John m’a brièvement expliqué que, par respect pour les autres cultures, les Mormons ne baptisaient pas les morts dont les proches pourraient leur causer des ennuis. Il m’a dit que le baptême pour les morts faisait partie intégrante de l'apprentissage de sa propre généalogie, qu'il renforçait les liens entre membres de la même famille et permettait de rester en contact avec ses ancêtres.

Je lui ai demandé si, avant les bases de données numériques, ils avaient déjà fait des erreurs et baptisé des gens sans l'aval de leur famille. John s'est mis à rire mais l'a bien évidemment admis. Encore récemment, de nombreux Mormons souhaitaient être baptisés pour George Washington, Socrate et John Lennon. Mais il m’a certifié que ce type de problème n’arriverait plus et que la base de données généalogiques était désormais très bien organisée. Alléluia.

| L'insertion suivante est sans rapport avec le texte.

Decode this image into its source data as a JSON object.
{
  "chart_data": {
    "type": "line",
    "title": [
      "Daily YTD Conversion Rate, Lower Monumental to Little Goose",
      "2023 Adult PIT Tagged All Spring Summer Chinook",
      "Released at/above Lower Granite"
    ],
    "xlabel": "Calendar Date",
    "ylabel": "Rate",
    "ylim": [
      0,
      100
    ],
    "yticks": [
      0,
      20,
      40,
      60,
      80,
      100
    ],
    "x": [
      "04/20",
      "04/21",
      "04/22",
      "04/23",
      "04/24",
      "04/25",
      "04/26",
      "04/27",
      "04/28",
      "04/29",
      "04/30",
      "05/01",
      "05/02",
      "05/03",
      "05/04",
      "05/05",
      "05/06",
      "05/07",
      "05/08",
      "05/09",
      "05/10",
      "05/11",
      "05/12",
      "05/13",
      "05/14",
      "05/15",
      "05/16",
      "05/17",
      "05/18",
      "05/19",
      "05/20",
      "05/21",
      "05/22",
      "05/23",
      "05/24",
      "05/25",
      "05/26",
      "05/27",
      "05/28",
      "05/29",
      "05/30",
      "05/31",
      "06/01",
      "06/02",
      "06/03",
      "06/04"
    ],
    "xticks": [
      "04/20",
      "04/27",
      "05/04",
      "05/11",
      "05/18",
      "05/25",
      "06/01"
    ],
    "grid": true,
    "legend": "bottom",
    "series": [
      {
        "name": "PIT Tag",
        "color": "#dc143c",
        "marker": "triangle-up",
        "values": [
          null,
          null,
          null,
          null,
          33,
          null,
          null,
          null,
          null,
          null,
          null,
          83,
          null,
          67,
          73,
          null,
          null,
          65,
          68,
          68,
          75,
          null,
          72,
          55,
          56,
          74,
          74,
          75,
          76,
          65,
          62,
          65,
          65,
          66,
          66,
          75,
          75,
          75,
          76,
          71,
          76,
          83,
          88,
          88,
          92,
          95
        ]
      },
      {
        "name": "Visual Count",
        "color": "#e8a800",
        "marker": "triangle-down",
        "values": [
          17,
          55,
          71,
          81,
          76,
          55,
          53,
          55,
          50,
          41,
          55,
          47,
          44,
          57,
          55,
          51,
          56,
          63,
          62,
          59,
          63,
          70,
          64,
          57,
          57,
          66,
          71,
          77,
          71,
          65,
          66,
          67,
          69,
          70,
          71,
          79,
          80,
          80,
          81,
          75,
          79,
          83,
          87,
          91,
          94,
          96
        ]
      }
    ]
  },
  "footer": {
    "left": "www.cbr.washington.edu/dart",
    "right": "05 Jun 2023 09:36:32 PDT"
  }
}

Au bout d’un moment, je me suis demandé si John avait remarqué que j’étais défoncé, mais plutôt que de sombrer dans la paranoïa, je me suis mis à rire tout seul. J’ai pris sur moi pour me retenir, mais je suis certain que mes yeux injectés de sang ont achevé de me trahir.

Le regard fuyant, John a insisté sur la sacralité des temples, tout en précisant qu’il ne s’y cachait pas le moindre secret. Apparemment, les Mormons ne font aucun rituel chelou, ils ne pensent pas que Joseph Smith est l’usurpateur de Jésus Christ, et non, ils ne remplacent pas les tapis du temple après les portes ouvertes – mais ils les nettoient au shampoing, cela dit.

Je ne cherchais pas à piéger John, mais j’étais sincèrement curieux d’en savoir plus sur ses principes. Après quelques questions supplémentaires, je lui ai serré la main vigoureusement avant de me barrer.

Je me suis senti éclairé, d’une certaine façon. Mais je ne peux pas vraiment attribuer cette illumination à ma visite du temple –  le LSD, cette découverte merveilleuse d'Albert Hofmann, avait sans doute une plus grande part de responsabilité.